Pharmalot: So what might this mean?
Piety: Other courts are liable to use Sorrell to say that regulating marketing in almost any fashion is unconstitutional and so, as I say, the implications are much broader than just off-label marketing. The ramifications of this ‘anti-discrimination against marketing’ argument go well beyond the off-label marketing of prescription drugs. This same argument is currently being used to attack the new FDA regulations regarding cigarette packaging, securities regulations, junk food marketing and many others. It is hard to say what the stopping point may be because, on the one hand, it puts at risk a lot of regulation that has been with us for a very long time and which I think most people, including most judges, probably think is appropriate. So maybe lower courts won’t adopt the broadest reading of Sorrell.

On the other hand, there are, as I say, a lot of very powerful interests pushing this broad reading of the case and they have managed to attract to their side some high powered names like Floyd Abrams which tends to increase the argument’s legitimacy even though, as I say, if you think about this civil rights for big corporations argument it sounds pretty ridiculous. One scholar titled an article on this topic, “Free the Fortune 500!” and I think that title captures the absurdity of casting pharmaceutical companies as oppressed minorities who, without the intervention of the courts, would not have a voice. The pharmaceutical companies seem like they have plenty of influence with respect to legislation.

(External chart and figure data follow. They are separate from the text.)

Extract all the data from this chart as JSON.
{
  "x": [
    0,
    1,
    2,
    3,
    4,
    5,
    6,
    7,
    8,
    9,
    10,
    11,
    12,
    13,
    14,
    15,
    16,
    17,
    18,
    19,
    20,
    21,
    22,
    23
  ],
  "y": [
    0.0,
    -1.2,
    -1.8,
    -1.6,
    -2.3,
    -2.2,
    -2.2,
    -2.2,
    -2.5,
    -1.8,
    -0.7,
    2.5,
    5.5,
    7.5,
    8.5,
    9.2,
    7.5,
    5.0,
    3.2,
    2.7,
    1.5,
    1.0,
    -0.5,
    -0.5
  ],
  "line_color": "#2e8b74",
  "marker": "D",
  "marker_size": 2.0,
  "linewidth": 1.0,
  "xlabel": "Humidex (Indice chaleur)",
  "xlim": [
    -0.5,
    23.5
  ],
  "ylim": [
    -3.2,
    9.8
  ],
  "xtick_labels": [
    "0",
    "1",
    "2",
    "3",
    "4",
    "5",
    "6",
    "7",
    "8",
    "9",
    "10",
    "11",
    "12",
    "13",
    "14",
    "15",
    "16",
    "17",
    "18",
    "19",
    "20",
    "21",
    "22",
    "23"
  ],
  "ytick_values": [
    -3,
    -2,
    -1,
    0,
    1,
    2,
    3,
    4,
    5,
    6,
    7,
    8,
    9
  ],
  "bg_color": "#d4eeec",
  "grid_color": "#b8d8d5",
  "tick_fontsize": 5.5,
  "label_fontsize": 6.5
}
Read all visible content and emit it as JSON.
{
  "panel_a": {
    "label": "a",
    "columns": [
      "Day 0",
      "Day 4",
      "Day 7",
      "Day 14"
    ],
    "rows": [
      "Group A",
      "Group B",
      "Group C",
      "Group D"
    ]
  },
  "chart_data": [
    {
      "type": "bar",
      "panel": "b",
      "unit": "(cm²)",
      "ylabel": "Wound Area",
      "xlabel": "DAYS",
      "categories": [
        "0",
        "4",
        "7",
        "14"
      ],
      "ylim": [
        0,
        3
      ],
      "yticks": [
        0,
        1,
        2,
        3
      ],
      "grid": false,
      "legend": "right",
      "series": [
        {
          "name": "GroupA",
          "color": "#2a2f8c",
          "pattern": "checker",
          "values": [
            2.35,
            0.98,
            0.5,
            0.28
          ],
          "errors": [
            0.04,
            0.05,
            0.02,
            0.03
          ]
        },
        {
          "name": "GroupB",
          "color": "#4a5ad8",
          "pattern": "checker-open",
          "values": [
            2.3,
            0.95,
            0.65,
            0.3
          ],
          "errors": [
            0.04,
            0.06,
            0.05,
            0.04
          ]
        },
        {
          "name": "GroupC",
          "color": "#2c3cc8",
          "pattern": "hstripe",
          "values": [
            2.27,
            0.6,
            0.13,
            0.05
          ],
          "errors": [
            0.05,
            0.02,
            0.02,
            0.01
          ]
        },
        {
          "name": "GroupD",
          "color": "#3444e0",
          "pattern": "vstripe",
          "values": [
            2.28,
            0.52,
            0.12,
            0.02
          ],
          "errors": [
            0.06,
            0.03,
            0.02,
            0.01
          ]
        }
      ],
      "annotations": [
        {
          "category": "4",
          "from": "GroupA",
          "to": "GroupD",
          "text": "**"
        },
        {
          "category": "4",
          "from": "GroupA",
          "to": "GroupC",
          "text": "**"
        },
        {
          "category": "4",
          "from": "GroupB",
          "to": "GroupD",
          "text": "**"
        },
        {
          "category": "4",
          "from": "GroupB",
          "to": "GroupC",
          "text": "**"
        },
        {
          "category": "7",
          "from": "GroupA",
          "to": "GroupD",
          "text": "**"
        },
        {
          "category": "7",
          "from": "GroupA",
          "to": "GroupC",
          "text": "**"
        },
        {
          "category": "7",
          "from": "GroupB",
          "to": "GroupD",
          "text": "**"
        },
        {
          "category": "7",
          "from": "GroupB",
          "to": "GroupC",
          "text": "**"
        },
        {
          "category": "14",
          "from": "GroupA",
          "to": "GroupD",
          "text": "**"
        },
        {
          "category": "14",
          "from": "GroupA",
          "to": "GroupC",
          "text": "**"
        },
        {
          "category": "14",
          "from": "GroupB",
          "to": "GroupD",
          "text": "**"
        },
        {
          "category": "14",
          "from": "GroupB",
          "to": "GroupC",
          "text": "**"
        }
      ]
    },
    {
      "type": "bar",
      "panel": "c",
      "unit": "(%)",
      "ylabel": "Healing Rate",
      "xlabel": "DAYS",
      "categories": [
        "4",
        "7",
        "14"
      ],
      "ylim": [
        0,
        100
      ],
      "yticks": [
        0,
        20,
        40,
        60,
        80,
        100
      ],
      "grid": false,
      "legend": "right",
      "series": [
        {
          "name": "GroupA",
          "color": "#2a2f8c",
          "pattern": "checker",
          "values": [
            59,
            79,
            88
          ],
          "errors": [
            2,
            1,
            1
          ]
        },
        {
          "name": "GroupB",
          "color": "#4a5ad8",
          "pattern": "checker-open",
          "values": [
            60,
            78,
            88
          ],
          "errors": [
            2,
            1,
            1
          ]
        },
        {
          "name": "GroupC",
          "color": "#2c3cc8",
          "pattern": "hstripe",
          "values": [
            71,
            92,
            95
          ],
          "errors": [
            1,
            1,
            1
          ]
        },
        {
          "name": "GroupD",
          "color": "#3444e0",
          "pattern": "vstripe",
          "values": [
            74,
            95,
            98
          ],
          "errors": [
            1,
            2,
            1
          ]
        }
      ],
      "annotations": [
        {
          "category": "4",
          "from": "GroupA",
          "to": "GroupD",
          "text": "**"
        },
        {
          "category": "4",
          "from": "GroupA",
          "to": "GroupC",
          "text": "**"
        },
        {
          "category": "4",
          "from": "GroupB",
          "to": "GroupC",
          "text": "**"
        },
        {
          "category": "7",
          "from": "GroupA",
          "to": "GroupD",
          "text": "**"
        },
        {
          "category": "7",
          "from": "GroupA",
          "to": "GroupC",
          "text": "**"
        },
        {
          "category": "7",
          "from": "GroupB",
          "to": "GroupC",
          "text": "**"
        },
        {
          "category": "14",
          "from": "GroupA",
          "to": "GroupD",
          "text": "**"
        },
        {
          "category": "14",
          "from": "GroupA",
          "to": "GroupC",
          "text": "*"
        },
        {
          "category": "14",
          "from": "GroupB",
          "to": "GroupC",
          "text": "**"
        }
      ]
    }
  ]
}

Pharmalot: So are we headed to the point where any business will be able to say anything without regulation?
Piety: I don’t know. I hope not. But I think as a society, at least folks my age and younger, see the civil rights struggle as an iconic struggle for justice and so that rhetoric strikes most people as correct when they hear it. So when they hear the drug companies arguing, “Hey! How come everybody gets to talk about these off-label uses but us?”, they think, “Yeah, that’s right. That’s not fair.” But the answer is the reason the companies are treated differently is because they have a financial incentive to slant the information in a particular way and they are in a position of superior knowledge vis-á-vis the public because they manufacture the product and so we want to subject what they say in order to sell that product to more exacting scrutiny than we would the criticism (or praise) from a party without a financial interest.

This is utterly routine in many area of the law. For instance, judges with a financial interest in a case before them should recuse themselves; members of a board of directors with a financial interest in a transaction typically are required to disclose that interest; witnesses’ testifying in court can have their credibility impeached with the fact that they have a financial stake in the outcome, we treat uses of copyrighted material for a commercial purpose as infringement and those for an academic purpose as fair use – and on and on. Until very recently we also thought it appropriate to treat commercial speech differently under the First Amendment. And however appealing the anti-discrimination rhetoric, I don’t think most people recognize where this idea could potentially take us or how it might endanger consumer protection regulations.

Pharmalot: What might this do to the FDA then?
Piety: I’m concerned about the FDA’s ability to engage in appropriate regulation. I don’t have strong feelings one way or another about off label marketing, in part because I just don’t know enough about the subject. But I’m inclined to think that it is a good idea to have an agency such as the FDA engaging in oversight of the industry and I fear that Sorrell might signal diminished effectiveness of its ability to control deceptive practices or practices that are in other ways counter to the public interest.